In the San Francisco production of Prokofiev's epic "War and Peace" alone, there were 40 principal singers to keep track of. With scores of singers and two horses on stage, back-stage space was scare.
"The French army had to dress two blocks away and march through the city to the theater," chuckles Pomerance. "It was a sight. But somehow it all came together. The staff just looked at each other and said, 'Good grief! It actually worked!' "
Last season, Pomerance and her colleagues must have thought they were working for Blue Cross instead of an opera company.
"Our Zerlina in 'Don Giovanni' sprained her ankle, our first Carmen got the flu, our second Carmen broke her foot, and one of the Russians we brought over for 'War and Peace' had to have surgery here. It never stopped. The whole staff just wondered what the next disaster would be."
Since Benjamin Britten's "A Midsummer Night's Dream," Puccini's "Tosca" and "Boris Godunov" by Mussorgsky are on tap for next season -- and all three require a boys choir -- it was Pomerance's task to organize and oversee auditions for the young men.
"Sixty-one kids," she says with a groan. "It was an interesting experience, but sometimes I think I'd love operas even more if they didn't have children in them."
Of course, rehearsal staffers are also great fans, and it is exciting to meet the greats of the opera world -- almost all of whom get to San Francisco at some point -- up close.
The great mezzo-soprano Frederica von Stade is a favorite, says the former Annapolitan.

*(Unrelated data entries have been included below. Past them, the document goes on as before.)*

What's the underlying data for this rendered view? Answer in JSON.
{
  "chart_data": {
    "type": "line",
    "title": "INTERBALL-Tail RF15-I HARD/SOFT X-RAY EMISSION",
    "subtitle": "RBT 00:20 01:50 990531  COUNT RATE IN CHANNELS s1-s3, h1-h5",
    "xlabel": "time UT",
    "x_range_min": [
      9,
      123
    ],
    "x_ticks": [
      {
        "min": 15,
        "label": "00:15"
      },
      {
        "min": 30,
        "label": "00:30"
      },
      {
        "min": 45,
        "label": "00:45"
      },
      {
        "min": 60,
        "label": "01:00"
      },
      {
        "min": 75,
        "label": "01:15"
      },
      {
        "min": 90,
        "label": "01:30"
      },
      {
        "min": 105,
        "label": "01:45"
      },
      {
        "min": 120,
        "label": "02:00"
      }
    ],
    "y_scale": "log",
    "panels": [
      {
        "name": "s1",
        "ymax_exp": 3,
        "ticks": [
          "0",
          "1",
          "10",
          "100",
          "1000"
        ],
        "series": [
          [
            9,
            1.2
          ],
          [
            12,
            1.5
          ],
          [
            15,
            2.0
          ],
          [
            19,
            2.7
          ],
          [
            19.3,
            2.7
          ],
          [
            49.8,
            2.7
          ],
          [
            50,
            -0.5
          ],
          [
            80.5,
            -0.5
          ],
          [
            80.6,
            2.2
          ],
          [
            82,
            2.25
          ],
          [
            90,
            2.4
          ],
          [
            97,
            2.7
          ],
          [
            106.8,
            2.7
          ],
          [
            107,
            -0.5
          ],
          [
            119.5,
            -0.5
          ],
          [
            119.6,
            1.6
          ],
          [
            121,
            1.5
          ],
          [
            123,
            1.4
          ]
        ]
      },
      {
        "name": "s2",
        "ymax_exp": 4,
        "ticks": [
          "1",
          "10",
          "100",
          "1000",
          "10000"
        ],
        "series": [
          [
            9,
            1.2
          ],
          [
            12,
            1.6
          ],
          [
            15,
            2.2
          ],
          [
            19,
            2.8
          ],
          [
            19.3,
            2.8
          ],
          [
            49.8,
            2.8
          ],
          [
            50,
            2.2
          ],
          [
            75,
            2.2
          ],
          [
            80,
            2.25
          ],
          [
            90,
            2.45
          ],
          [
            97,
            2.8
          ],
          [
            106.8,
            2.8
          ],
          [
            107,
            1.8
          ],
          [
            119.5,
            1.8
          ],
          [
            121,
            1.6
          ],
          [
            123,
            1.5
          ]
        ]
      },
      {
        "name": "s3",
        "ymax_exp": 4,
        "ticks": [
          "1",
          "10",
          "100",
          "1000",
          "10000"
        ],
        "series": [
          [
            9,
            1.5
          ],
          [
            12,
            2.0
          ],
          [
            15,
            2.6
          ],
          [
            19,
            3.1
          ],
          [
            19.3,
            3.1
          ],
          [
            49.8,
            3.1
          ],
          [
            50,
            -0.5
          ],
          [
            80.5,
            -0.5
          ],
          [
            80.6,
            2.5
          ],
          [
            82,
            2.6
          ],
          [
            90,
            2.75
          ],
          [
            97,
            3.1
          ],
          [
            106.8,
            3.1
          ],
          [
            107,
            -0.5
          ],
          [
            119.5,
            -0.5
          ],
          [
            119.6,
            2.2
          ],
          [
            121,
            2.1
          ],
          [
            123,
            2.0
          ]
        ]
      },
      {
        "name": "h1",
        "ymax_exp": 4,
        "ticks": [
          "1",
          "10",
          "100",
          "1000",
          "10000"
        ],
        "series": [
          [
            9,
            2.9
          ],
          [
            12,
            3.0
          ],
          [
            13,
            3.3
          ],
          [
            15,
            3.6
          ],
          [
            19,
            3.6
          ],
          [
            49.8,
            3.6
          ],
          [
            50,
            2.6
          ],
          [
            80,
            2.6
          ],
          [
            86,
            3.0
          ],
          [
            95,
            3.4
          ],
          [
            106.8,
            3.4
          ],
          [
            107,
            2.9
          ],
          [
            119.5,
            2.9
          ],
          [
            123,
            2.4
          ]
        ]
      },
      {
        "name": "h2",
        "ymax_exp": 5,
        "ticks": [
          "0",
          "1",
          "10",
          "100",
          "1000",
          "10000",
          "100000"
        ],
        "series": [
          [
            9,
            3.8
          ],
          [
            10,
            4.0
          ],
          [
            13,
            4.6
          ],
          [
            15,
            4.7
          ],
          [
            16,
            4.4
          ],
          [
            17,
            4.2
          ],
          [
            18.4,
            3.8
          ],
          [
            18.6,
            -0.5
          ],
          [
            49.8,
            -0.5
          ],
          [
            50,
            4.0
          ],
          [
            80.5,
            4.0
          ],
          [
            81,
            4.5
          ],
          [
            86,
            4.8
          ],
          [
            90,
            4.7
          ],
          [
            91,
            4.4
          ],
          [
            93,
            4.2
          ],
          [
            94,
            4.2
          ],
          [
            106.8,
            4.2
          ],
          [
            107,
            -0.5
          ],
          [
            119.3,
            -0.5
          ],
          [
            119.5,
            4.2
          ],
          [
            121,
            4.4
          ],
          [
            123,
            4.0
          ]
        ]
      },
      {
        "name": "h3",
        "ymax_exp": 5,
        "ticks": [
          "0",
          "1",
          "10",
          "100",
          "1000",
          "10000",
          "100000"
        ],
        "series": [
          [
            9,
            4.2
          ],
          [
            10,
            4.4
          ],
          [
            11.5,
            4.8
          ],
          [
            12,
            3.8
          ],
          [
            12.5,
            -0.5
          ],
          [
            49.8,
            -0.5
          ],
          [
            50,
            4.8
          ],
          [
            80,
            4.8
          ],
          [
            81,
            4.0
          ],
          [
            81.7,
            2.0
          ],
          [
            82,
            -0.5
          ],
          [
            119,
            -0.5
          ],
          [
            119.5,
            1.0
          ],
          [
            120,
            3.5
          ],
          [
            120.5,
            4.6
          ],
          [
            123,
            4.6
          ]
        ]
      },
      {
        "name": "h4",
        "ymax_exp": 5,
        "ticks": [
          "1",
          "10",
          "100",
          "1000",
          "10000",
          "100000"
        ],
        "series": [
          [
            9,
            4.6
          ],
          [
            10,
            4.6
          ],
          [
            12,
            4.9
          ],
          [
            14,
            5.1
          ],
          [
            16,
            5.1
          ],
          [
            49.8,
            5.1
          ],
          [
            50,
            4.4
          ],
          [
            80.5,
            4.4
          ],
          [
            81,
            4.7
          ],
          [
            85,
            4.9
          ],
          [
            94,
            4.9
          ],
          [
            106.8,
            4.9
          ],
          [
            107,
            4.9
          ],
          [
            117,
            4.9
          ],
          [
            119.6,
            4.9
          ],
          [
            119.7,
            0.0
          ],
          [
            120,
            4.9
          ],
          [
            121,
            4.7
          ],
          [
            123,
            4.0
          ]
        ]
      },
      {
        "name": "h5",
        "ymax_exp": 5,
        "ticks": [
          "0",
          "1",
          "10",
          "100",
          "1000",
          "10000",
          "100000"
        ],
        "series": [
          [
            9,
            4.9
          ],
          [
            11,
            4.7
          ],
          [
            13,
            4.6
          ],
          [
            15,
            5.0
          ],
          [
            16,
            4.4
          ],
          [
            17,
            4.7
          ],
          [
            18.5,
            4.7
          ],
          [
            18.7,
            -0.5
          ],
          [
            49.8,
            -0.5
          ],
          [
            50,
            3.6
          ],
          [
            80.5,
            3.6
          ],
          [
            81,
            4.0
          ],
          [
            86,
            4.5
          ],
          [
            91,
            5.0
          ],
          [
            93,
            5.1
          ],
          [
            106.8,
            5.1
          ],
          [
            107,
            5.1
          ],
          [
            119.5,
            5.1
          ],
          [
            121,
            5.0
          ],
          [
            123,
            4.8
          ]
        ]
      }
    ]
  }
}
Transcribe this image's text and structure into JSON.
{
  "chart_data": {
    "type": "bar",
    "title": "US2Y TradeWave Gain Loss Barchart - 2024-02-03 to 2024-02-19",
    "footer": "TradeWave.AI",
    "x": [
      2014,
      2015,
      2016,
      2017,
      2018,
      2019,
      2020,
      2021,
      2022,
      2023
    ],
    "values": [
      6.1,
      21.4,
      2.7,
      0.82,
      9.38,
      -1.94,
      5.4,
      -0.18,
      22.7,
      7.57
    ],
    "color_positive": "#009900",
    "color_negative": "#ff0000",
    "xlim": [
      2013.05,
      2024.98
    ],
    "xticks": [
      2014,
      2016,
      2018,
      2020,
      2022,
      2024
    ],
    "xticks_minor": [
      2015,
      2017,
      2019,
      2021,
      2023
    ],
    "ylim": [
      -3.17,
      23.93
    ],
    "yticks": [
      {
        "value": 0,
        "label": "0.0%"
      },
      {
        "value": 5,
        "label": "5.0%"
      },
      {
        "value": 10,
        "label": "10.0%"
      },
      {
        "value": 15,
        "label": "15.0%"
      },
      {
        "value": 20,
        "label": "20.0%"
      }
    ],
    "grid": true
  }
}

"She is the nicest, most professional person we know. She doesn't act like a great diva even though her stature is such."
Samuel Ramey, the terrific bass-baritone, is another notable acquaintance, Pomerance says.
"He's quite a character," she says, "but a very nice guy."
And what of the grand divas who act the part with a vengeance?
"Well, some of them do need a lot of TLC," she says diplomatically. "But for some, it's the only way they know. In their adult lives, they've never not been a star. Besides," she concludes, "if you can't handle the egos, you don't want to be in this job.
Familiarity hasn't bred contempt for Pomerance, whose love for opera is stronger than ever.
"My office is just five steps off the stage," she says. "I can sneak into the wings and hear someone like von Stade -- the definitive rTC Cherubino of our generation -- whenever I want to. It's very exciting."